Drei Schritte – Visuelle Bewertung folgender Punkte:
- Myokardverdickung
- Endokardiale Exkursion
- Bewegung des Mitralklappensegels (EPSS)
Nach Augenschein können Sie erkennen, dass es sich um einen normalen linken Ventrikel (LV) in der parasternalen langen Achse (PLAX) handelt.
Gehen Sie zur Beurteilung in diesen drei Schritten vor.
- Liegt in der PLAX-Ansicht eine Myokardverdickung vor? Um dies festzustellen, müssen Sie auf den Muskel achten (rote Pfeile). Wird er in der systolischen Phase der Herzzyklus dicker?
- Beurteilen Sie die endokardiale Exkursion (roter Punkt). Die Herzwände sollten sich im Allgemeinen in Richtung Kammermitte bewegen.
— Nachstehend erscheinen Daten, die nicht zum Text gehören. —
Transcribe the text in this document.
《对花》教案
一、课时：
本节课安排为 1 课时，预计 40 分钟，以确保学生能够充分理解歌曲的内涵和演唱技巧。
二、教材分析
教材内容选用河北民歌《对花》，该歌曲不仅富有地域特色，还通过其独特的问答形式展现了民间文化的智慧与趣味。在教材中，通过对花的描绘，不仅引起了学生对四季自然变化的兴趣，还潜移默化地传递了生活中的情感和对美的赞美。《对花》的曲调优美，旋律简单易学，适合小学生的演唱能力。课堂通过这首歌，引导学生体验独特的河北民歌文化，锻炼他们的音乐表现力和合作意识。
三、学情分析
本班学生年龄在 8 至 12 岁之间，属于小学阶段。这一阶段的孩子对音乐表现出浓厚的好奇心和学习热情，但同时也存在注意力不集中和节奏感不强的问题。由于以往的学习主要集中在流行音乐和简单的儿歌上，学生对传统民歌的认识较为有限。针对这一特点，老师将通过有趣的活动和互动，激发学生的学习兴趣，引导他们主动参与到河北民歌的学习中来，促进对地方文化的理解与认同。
Der rote Punkt ist eine visuelle Anlaufstelle, und als Anfänger sollten Sie manchmal einfach mit dem Finger auf den Bildschirm gehen oder sich einen ähnlichen roten Punkt an dieser Stelle vorstellen. Die beiden Wände bewegen sich in der PLAX-Darstellung tatsächlich auf den Mittelpunkt zu.
- In PLAX oder im apikalen Vierkammerblick müssen Sie beurteilen, wie nahe das anteriore Mitralklappensegel dem interventrikulären Septum kommt. In diesem Fall kommt das anteriore Mitralklappensegel während der Diastole nach oben und berührt das intraventrikuläre Septum (rotes Viereck). Dies wird als E-Punkt Septumseparation (EPSS) bezeichnet, eine nicht-invasive echokardiographische Beurteilung des LV. Es wird zur Beurteilung der Herzfunktion eingesetzt. Sie korreliert gut mit dem Grad der systolischen Funktion. Bei richtiger Anwendung kann EPSS bei der Beurteilung der LVF nach Augenschein äußerst hilfreich sein.